Il drappo rosso

Sbaglierò, ma ho la tragica impressione che l’attuale dirigenza dell’Iran desideri, esplicitamente, che Israele intraprenda un’azione militare volta a neutralizzarne la potenziale minaccia nucleare. Tutti i segnali della propaganda di regime mi sembra vadano in questa direzione. Non solo, infatti, il programma atomico procede a pieno volume, senza neanche bisogno di alcuna negazione, finzione o cautela, e non solo le minacce e le invettive contro il “nemico sionista” (“cancro da estirpare” al più presto, secondo il Presidente Ahmadinejad), diventano, di giorno in giorno, sempre più forti e martellanti, ma quel che mi pare particolarmente significativo è il modo in cui, in molte pubbliche dichiarazioni, diversi esponenti del regime hanno commentato l’eventualità di una possibile aggressione da parte dello Stato ebraico. Il giudizio più ricorrente, a questo proposito, è che si tratterebbe di un bluff, in quanto Israele non avrebbe le capacità militari per osare un’operazione così rischiosa e impegnativa. Applicando ai rapporti tra stati gli stessi criteri di interpretazione valevoli per i litigi fra adolescenti rissosi, queste parole sembrano assumere il chiaro, primitivo significato di una sfida. L’Iran potrebbe dire, con spirito pacificatore: “Israele non ha ragione di farlo, perché non lo minacciamo”; oppure, potrebbe dire, con tono aggressivo e minaccioso: “non gli conviene farlo, perché lo distruggeremmo”. In entrambi i casi, queste parole, tra ragazzini, equivalgono a un’implicita richiesta di tregua, di non belligeranza: “dài, andiamo a casa a fare i compiti, domani se ne parla”. Le parole “vediamo se ne sei capace”, invece, hanno un altro sapore. Chi le riceve, è invitato a dimostrare di essere “un uomo”. Se non raccoglie la sfida, non solo è disonorato davanti a tutta la classe, ma il suo antagonista ha ormai acquisito la prova certificata di essere il più forte, e ne terrà conto alla prima occasione utile, probabilmente subito, o comunque molto presto.

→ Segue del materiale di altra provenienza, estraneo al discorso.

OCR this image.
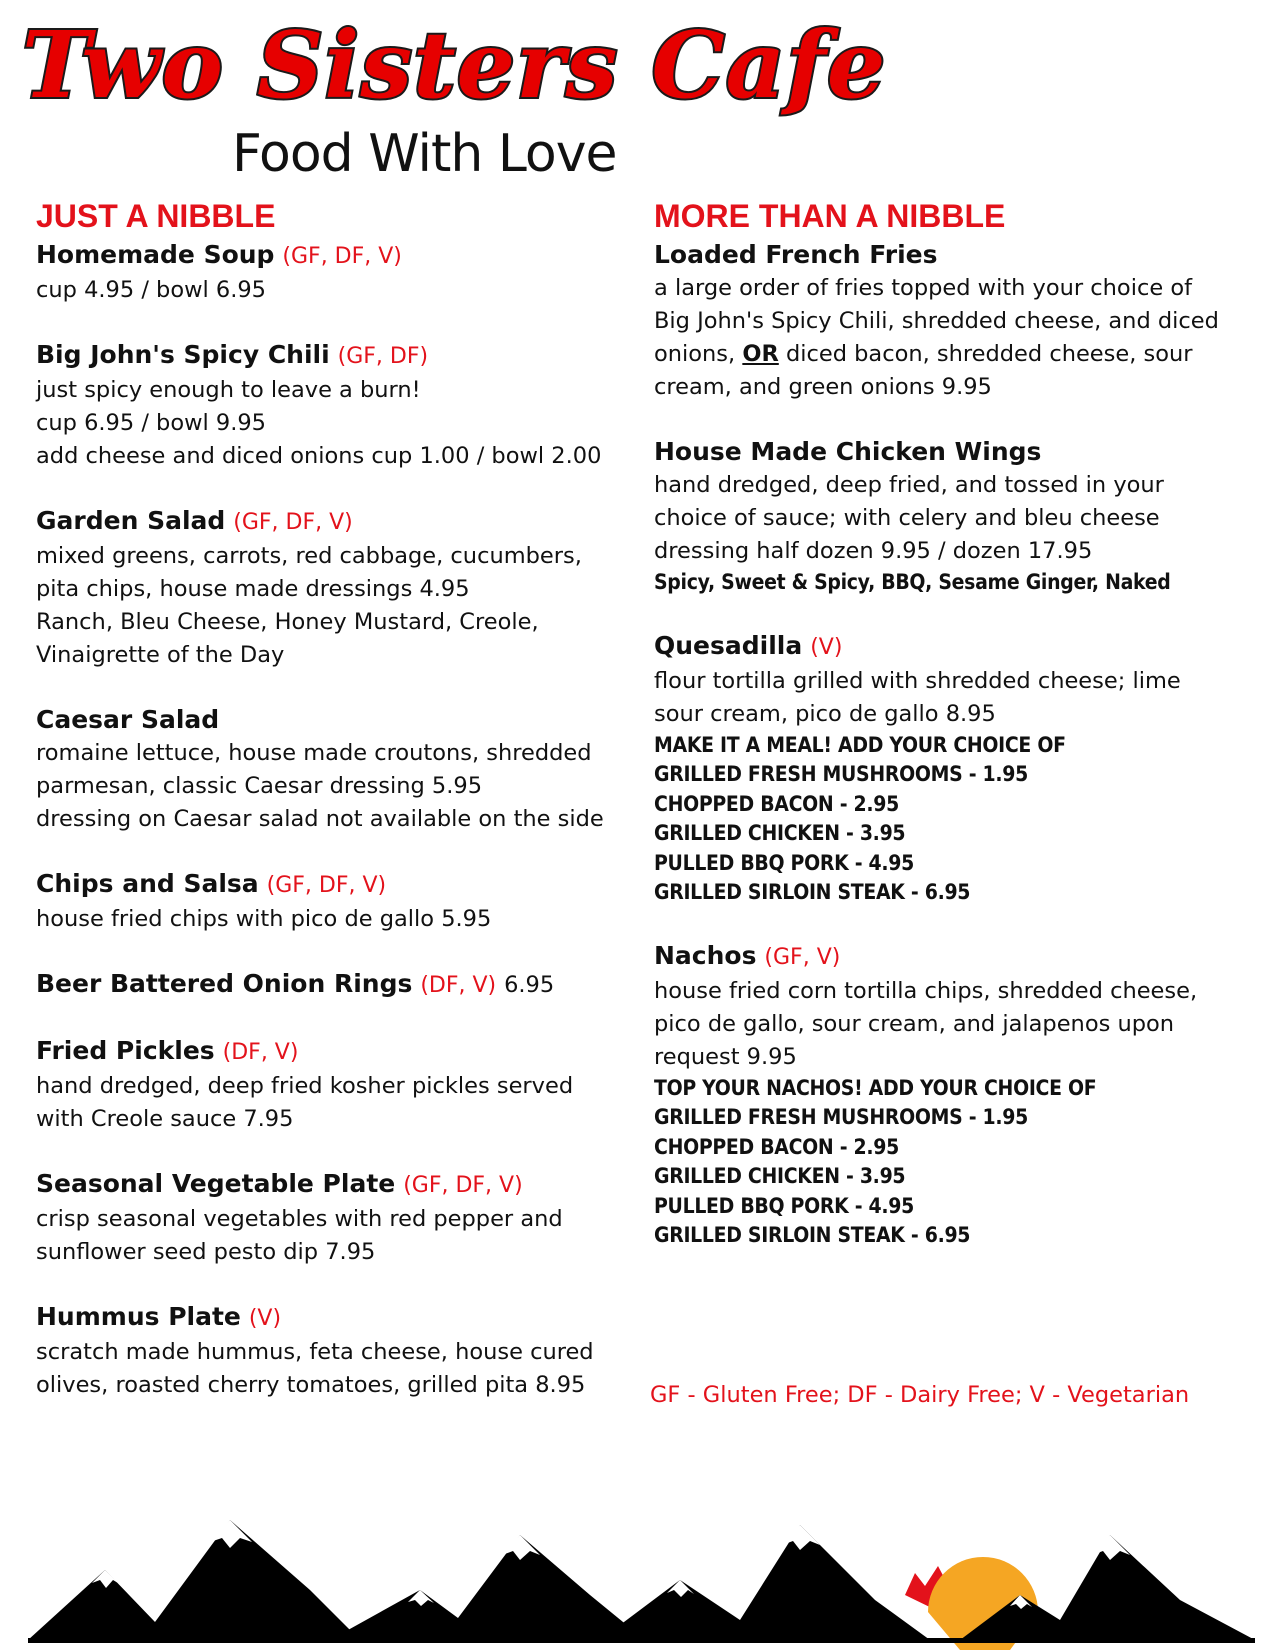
Two Sisters Cafe
Food With Love
JUST A NIBBLE
Homemade Soup (GF, DF, V)
cup 4.95 / bowl 6.95
Big John's Spicy Chili (GF, DF)
just spicy enough to leave a burn!
cup 6.95 / bowl 9.95
add cheese and diced onions cup 1.00 / bowl 2.00
Garden Salad (GF, DF, V)
mixed greens, carrots, red cabbage, cucumbers,
pita chips, house made dressings 4.95
Ranch, Bleu Cheese, Honey Mustard, Creole,
Vinaigrette of the Day
Caesar Salad
romaine lettuce, house made croutons, shredded
parmesan, classic Caesar dressing 5.95
dressing on Caesar salad not available on the side
Chips and Salsa (GF, DF, V)
house fried chips with pico de gallo 5.95
Beer Battered Onion Rings (DF, V) 6.95
Fried Pickles (DF, V)
hand dredged, deep fried kosher pickles served
with Creole sauce 7.95
Seasonal Vegetable Plate (GF, DF, V)
crisp seasonal vegetables with red pepper and
sunflower seed pesto dip 7.95
Hummus Plate (V)
scratch made hummus, feta cheese, house cured
olives, roasted cherry tomatoes, grilled pita 8.95
MORE THAN A NIBBLE
Loaded French Fries
a large order of fries topped with your choice of
Big John's Spicy Chili, shredded cheese, and diced
onions, OR diced bacon, shredded cheese, sour
cream, and green onions 9.95
House Made Chicken Wings
hand dredged, deep fried, and tossed in your
choice of sauce; with celery and bleu cheese
dressing half dozen 9.95 / dozen 17.95
Spicy, Sweet & Spicy, BBQ, Sesame Ginger, Naked
Quesadilla (V)
flour tortilla grilled with shredded cheese; lime
sour cream, pico de gallo 8.95
MAKE IT A MEAL! ADD YOUR CHOICE OF
GRILLED FRESH MUSHROOMS - 1.95
CHOPPED BACON - 2.95
GRILLED CHICKEN - 3.95
PULLED BBQ PORK - 4.95
GRILLED SIRLOIN STEAK - 6.95
Nachos (GF, V)
house fried corn tortilla chips, shredded cheese,
pico de gallo, sour cream, and jalapenos upon
request 9.95
TOP YOUR NACHOS! ADD YOUR CHOICE OF
GRILLED FRESH MUSHROOMS - 1.95
CHOPPED BACON - 2.95
GRILLED CHICKEN - 3.95
PULLED BBQ PORK - 4.95
GRILLED SIRLOIN STEAK - 6.95
GF - Gluten Free; DF - Dairy Free; V - Vegetarian
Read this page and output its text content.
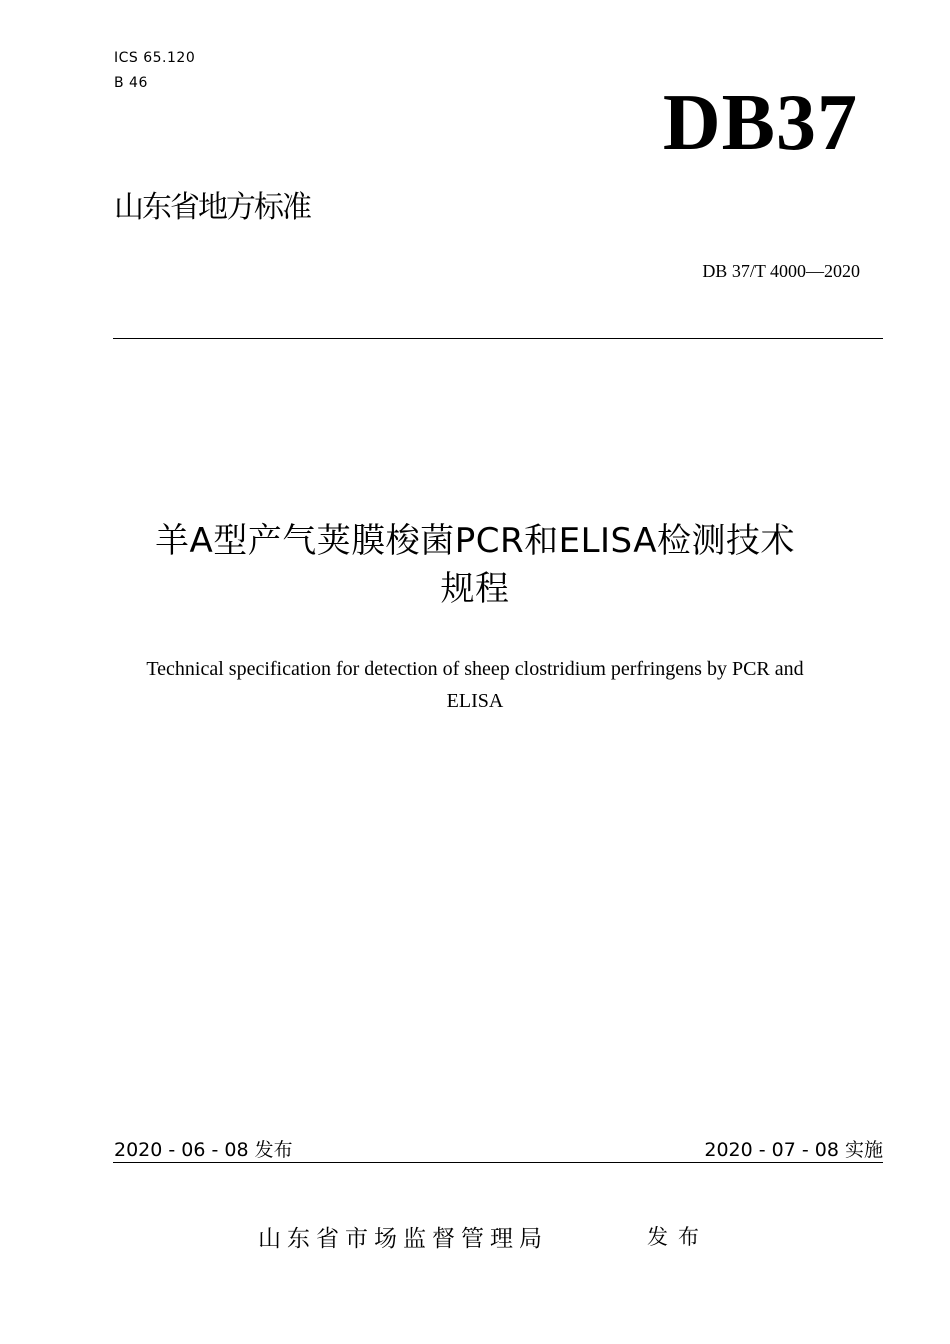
ICS 65.120
B 46	DB37
山东省地方标准
DB 37/T 4000—2020
羊A型产气荚膜梭菌PCR和ELISA检测技术
规程
Technical specification for detection of sheep clostridium perfringens by PCR and
ELISA
2020 - 06 - 08 发布	2020 - 07 - 08 实施
山东省市场监督管理局	发布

Logiche da ragazzini, certo. Non vanno applicate alla dirigenza iraniana, i cui componenti non sono dei ragazzini, ma qualcosa di molto peggio. E quanto a Israele, neanche il più intransigente critico dell’attuale governo, spero, potrà credere che esso possa cadere per ingenuità in una così evidente provocazione, precipitando il Paese e la ragione in una terribile tragedia per un meccanismo di mero bullismo politico. Resta il fatto, però, che Teheran continua a sventolare il drappo rosso davanti al suo toro, brandendo dietro la schiena (e facendola intravedere) la sua muleta nucleare. Sugli spalti, una folla eccitata (che, forse, dopo anni di attesa, comincia anche a dare i primi segni di noia: “ma insomma, questa benedetta guerra, volete farla, sì o no?”), ben simboleggiata dall’adunata dei 120 Paesi non allineati convenuti, in questi giorni, a Teheran (a fugare ogni equivoco, se mai ce ne fosse bisogno, riguardo alle simpatie della maggioranza del mondo nei confronti di Israele).

Che deve fare Israele? Come ho già avuto modo di dire, la grave responsabilità di ogni scelta (e anche il non intervenire, come in molti paiono dimenticare, è una scelta) compete al legittimo governo del Paese, sotto il vigile controllo e l’attento giudizio del Parlamento, dell’opinione pubblica, della libera stampa, della Corte Suprema, del Presidente dello Stato, delle Autorità civili e religiose. Al di là di tutte le legittime differenze di opinione, nessuno, credo, vuole che il Paese si comporti da toro o da ragazzino, e nessuno crede che si possa rimanere inerti di fronte alla minaccia di un nuovo Olocausto. Quanto agli amici di Israele, fuori dai confini dello Stato, ritengo che il loro compito sia quello di manifestare al Paese minacciato, in ogni modo, la propria solidarietà. Non “senza se e senza ma” (espressione forse abusata, e comunque discutibile), ma, diciamo, col cuore e con la mente. Chi davvero voglia evitare una guerra, si impegni, in tutti i modi possibili, per disinnescare la minaccia iraniana. Secondo me, è l’unico modo giusto per farlo. Chiedere al governo israeliano pubbliche assicurazioni contro un possibile uso della forza, non mi sembra la scelta migliore.